The plaintiff in Del Istmo is a non-U.S. corporation organized under the laws of Panama. The defendants are Florida corporations. The claims in the suit arise out of alleged misappropriation of funds placed in trust to secure the payment for kitchens, leaving plaintiff with the obligation of paying on bonds that it had to execute.
The Court analyzed the case principally under the doctrine of forum non conveniens. Even though the defendants were Florida corporations, and the plaintiff came to Florida from Panama to sue, the Court gave the plaintiff’s choice of forum little deference and was prepared to dismiss the case on forum non conveniens grounds if it found that Panama was an adequate and available forum. In claiming that its own jurisdiction, the plaintiff relied on the fact that the remedies available in Panama were not as favorable as those in the U.S. under Florida law. This the Court rejected on the basis of settled law.

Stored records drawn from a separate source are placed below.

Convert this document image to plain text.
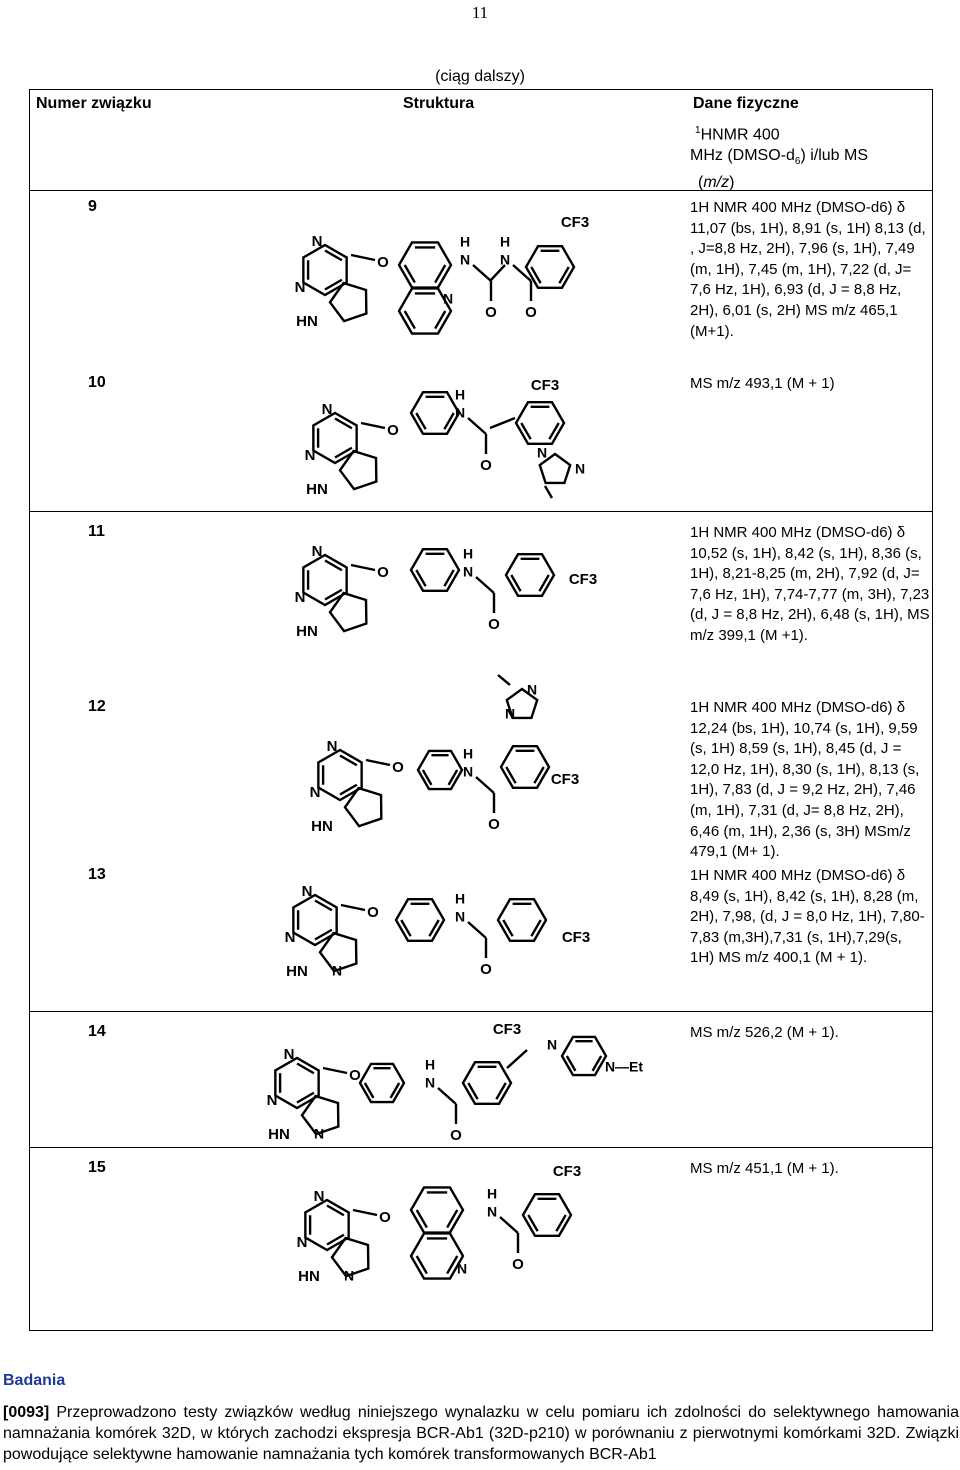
11
(ciąg dalszy)
Numer związku	Struktura	Dane fizyczne
$^1$HNMR 400
MHz $(DMSO-d_6)$ i/lub MS
(m/z)
9
10
11
12
13
14
15
1H NMR 400 MHz (DMSO-d6) δ 11,07 (bs, 1H), 8,91 (s, 1H) 8,13 (d, , J=8,8 Hz, 2H), 7,96 (s, 1H), 7,49 (m, 1H), 7,45 (m, 1H), 7,22 (d, J= 7,6 Hz, 1H), 6,93 (d, J = 8,8 Hz, 2H), 6,01 (s, 2H) MS m/z 465,1 (M+1).
MS m/z 493,1 (M + 1)
1H NMR 400 MHz (DMSO-d6) δ 10,52 (s, 1H), 8,42 (s, 1H), 8,36 (s, 1H), 8,21-8,25 (m, 2H), 7,92 (d, J= 7,6 Hz, 1H), 7,74-7,77 (m, 3H), 7,23 (d, J = 8,8 Hz, 2H), 6,48 (s, 1H), MS m/z 399,1 (M +1).
1H NMR 400 MHz (DMSO-d6) δ 12,24 (bs, 1H), 10,74 (s, 1H), 9,59 (s, 1H) 8,59 (s, 1H), 8,45 (d, J = 12,0 Hz, 1H), 8,30 (s, 1H), 8,13 (s, 1H), 7,83 (d, J = 9,2 Hz, 2H), 7,46 (m, 1H), 7,31 (d, J= 8,8 Hz, 2H), 6,46 (m, 1H), 2,36 (s, 3H) MSm/z 479,1 (M+ 1).
1H NMR 400 MHz (DMSO-d6) δ 8,49 (s, 1H), 8,42 (s, 1H), 8,28 (m, 2H), 7,98, (d, J = 8,0 Hz, 1H), 7,80-7,83 (m,3H),7,31 (s, 1H),7,29(s, 1H) MS m/z 400,1 (M + 1).
MS m/z 526,2 (M + 1).
MS m/z 451,1 (M + 1).
N
N
HN
O
N
H
N
O
H
N
O
CF3
N
N
HN
O
H
N
O
CF3
N
N
N
N
HN
O
H
N
O
CF3
N
N
HN
O
H
N
O
CF3
N
N
N
N
N
HN
O
H
N
O
CF3
N
N
N
HN
O
H
N
O
CF3
N
N—Et
N
N
N
HN
O
N
H
N
O
CF3
Badania
[0093] Przeprowadzono testy związków według niniejszego wynalazku w celu pomiaru ich zdolności do selektywnego hamowania namnażania komórek 32D, w których zachodzi ekspresja BCR-Ab1 (32D-p210) w porównaniu z pierwotnymi komórkami 32D. Związki powodujące selektywne hamowanie namnażania tych komórek transformowanych BCR-Ab1
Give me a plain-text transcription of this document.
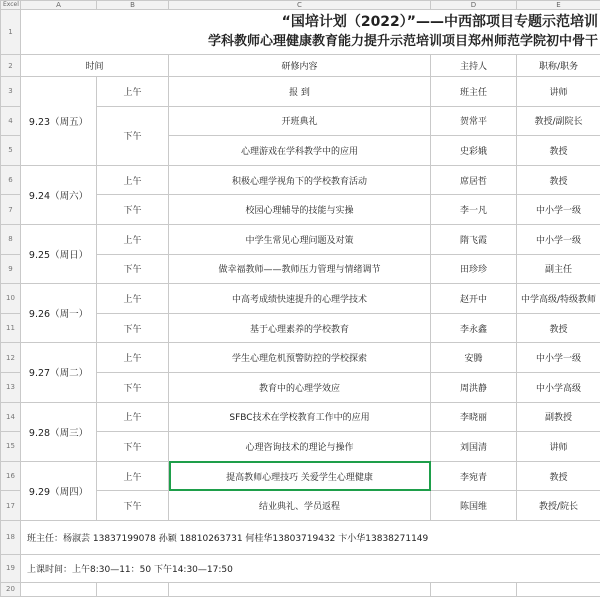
Excel	A	B	C	D	E
1	“国培计划（2022）”——中西部项目专题示范培训
学科教师心理健康教育能力提升示范培训项目郑州师范学院初中骨干				

2	时间		研修内容	主持人	职称/职务
3	9.23（周五）	上午	报 到	班主任	讲师
4		下午	开班典礼	贺常平	教授/副院长
5			心理游戏在学科教学中的应用	史彩娥	教授
6	9.24（周六）	上午	积极心理学视角下的学校教育活动	席居哲	教授
7		下午	校园心理辅导的技能与实操	李一凡	中小学一级
8	9.25（周日）	上午	中学生常见心理问题及对策	隋飞霞	中小学一级
9		下午	做幸福教师——教师压力管理与情绪调节	田珍珍	副主任
10	9.26（周一）	上午	中高考成绩快速提升的心理学技术	赵开中	中学高级/特级教师
11		下午	基于心理素养的学校教育	李永鑫	教授
12	9.27（周二）	上午	学生心理危机预警防控的学校探索	安腾	中小学一级
13		下午	教育中的心理学效应	周洪静	中小学高级
14	9.28（周三）	上午	SFBC技术在学校教育工作中的应用	李晓丽	副教授
15		下午	心理咨询技术的理论与操作	刘国清	讲师
16	9.29（周四）	上午	提高教师心理技巧 关爱学生心理健康	李宛青	教授
17		下午	结业典礼、学员返程	陈国维	教授/院长
18	班主任：杨淑芸 13837199078 孙颖 18810263731 何桂华13803719432 卞小华13838271149				
19	上课时间：上午8:30—11：50 下午14:30—17:50				
20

The plaintiff also relied on a Panama blocking statute, which provided:
For any legal proceeding under this Chapter [Panamanian] judges are not competent (to hear the case) if the complaint or the action being commenced in [Panama] has been previously dismissed or denied by a foreign judge under the application of forum non conveniens. In these cases, judges should dismiss or not recognize the complaint or demand on grounds of constitutional or preemptive jurisdiction.
The Court observed that a prior Florida state court case had been dismissed on forum non conveniens grounds in favor of Panama, only to have the Panama court refuse to hear the matter on the basis of this blocking statute, and when the plaintiff in that earlier case returned to Florida the Florida appellate court dismissed it again, ruling:
the case plainly belongs in Panama” and United States’ “courts cannot be compelled by other countries’ courts and lawmakers to resolve cases that should be determined in those countries. . . . If the foreign country chooses to turn away its citizen’s lawsuit for damages suffered in that very country,” there was no reason for United States’ resources to be devoted to hearing the matter.
The federal district court in Del Istmo did not go that far. It did, however, dismiss the suit on the condition that the plaintiff be permitted to reinstate its suit if the Panama court would not hear the plaintiff’s claims there.